First day: install -> CLAUDE.md describing the build -> ask “Add a unit test for src/utils/formatDate.ts covering 3 cases” -> review the diff -> commit. Repeat with bigger tasks as you trust the setup. By day 5, you should be running multi-file changes confidently.

FAQ

  • Cursor vs Claude Code?: Cursor is IDE-native, Claude Code is terminal-native + agentic. Many developers use both — Cursor for quick edits, Claude Code for multi-step tasks. See Claude Code vs Cursor.
  • Will Claude Code break my code?: It can. Always run on a committed repo and review diffs before accepting.
  • What about MCP servers?: Optional; start without them. Add Playwright / database MCP servers later once the basic loop is comfortable.
  • Where do skills and slash commands live?: .claude/commands/ and .claude/skills/ in the repo, plus your user-level config at ~/.claude/.
  • How do I share the setup with a teammate?: Commit CLAUDE.md and .claude/settings.json.
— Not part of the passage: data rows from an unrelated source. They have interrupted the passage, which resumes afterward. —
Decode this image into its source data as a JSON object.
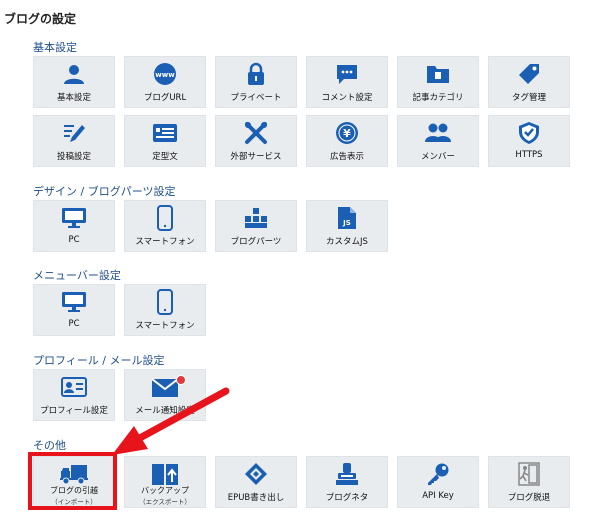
{
  "page_title": "ブログの設定",
  "sections": {
    "basic": {
      "title": "基本設定",
      "items": [
        "基本設定",
        "ブログURL",
        "プライベート",
        "コメント設定",
        "記事カテゴリ",
        "タグ管理",
        "投稿設定",
        "定型文",
        "外部サービス",
        "広告表示",
        "メンバー",
        "HTTPS"
      ]
    },
    "design": {
      "title": "デザイン / ブログパーツ設定",
      "items": [
        "PC",
        "スマートフォン",
        "ブログパーツ",
        "カスタムJS"
      ]
    },
    "menubar": {
      "title": "メニューバー設定",
      "items": [
        "PC",
        "スマートフォン"
      ]
    },
    "profile": {
      "title": "プロフィール / メール設定",
      "items": [
        "プロフィール設定",
        "メール通知設定"
      ]
    },
    "other": {
      "title": "その他",
      "items": [
        {
          "label": "ブログの引越",
          "sub": "（インポート）"
        },
        {
          "label": "バックアップ",
          "sub": "（エクスポート）"
        },
        {
          "label": "EPUB書き出し"
        },
        {
          "label": "ブログネタ"
        },
        {
          "label": "API Key"
        },
        {
          "label": "ブログ脱退"
        }
      ]
    }
  },
  "icon_color": "#1a5fb4",
  "highlight_color": "#e8141c",
  "icons": {
    "basic": [
      "user-icon",
      "www-globe-icon",
      "lock-icon",
      "comment-icon",
      "folder-icon",
      "tag-icon",
      "pen-icon",
      "template-icon",
      "tools-icon",
      "yen-coin-icon",
      "members-icon",
      "shield-check-icon"
    ],
    "design": [
      "monitor-icon",
      "smartphone-icon",
      "blog-parts-icon",
      "js-file-icon"
    ],
    "menubar": [
      "monitor-icon",
      "smartphone-icon"
    ],
    "profile": [
      "profile-card-icon",
      "mail-icon"
    ],
    "other": [
      "truck-icon",
      "backup-book-icon",
      "epub-icon",
      "stamp-icon",
      "key-icon",
      "exit-icon"
    ]
  }
}
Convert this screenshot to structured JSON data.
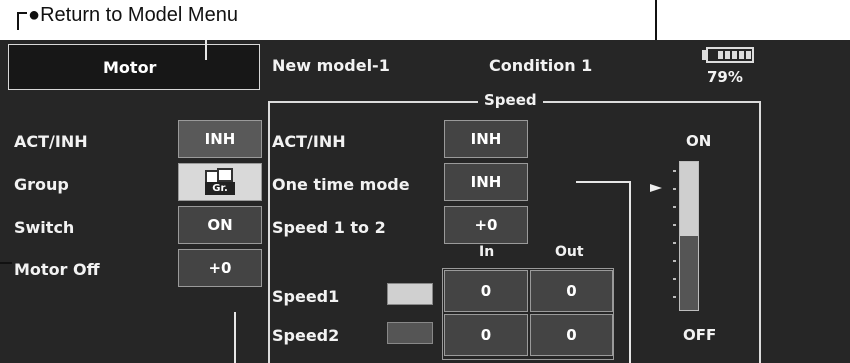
{
  "caption": {
    "return_menu": "●Return to Model Menu"
  },
  "header": {
    "screen_title": "Motor",
    "model_name": "New model-1",
    "condition": "Condition 1",
    "battery_percent": "79%"
  },
  "left_panel": {
    "rows": [
      {
        "label": "ACT/INH",
        "value": "INH"
      },
      {
        "label": "Group",
        "value": "Gr."
      },
      {
        "label": "Switch",
        "value": "ON"
      },
      {
        "label": "Motor Off",
        "value": "+0"
      }
    ]
  },
  "speed_panel": {
    "title": "Speed",
    "rows": [
      {
        "label": "ACT/INH",
        "value": "INH"
      },
      {
        "label": "One time mode",
        "value": "INH"
      },
      {
        "label": "Speed 1 to 2",
        "value": "+0"
      }
    ],
    "col_in": "In",
    "col_out": "Out",
    "speeds": [
      {
        "label": "Speed1",
        "in": "0",
        "out": "0",
        "color": "#d0d0d0"
      },
      {
        "label": "Speed2",
        "in": "0",
        "out": "0",
        "color": "#555555"
      }
    ]
  },
  "indicator": {
    "on_label": "ON",
    "off_label": "OFF",
    "upper_color": "#cfcfcf",
    "lower_color": "#555555"
  }
}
Each teammate runs claude in the repo and inherits both.

Common mistakes

  • Skipping CLAUDE.md. Claude Code will make wrong assumptions every run.
  • Granting unrestricted permissions on day 1. Disasters happen during the learning curve.
  • Running on a repo without git or with uncommitted changes. You lose the rollback path.
  • Letting the agent run for 30+ minutes without checking in. Long unsupervised runs accumulate errors.
  • Asking for a giant task before earning trust — start with one-file changes for the first week.
  • Auto-approving every command. Read each prompt for the first dozen tasks; the muscle memory is the safety.

Advanced tips

  • Use git worktrees for risky tasks — keep the main checkout clean while Claude Code experiments in a branch.
  • Add a /commit slash command in .claude/commands/ that does your typical commit message format.
  • For unfamiliar commands, ask Claude Code to “Explain what this command will do before running it” — costs nothing, saves accidents.
  • Add a /plan slash command that prepends “Plan only, do not write code” — saves typing on every planning prompt.

Output checklist

  • CLAUDE.md describes the project, build/test commands, and red-zone files.
  • Permissions in .claude/settings.json have explicit allow/ask rules.
  • Repo is clean (committed) before each agent run.
  • You have run at least one small successful task end-to-end.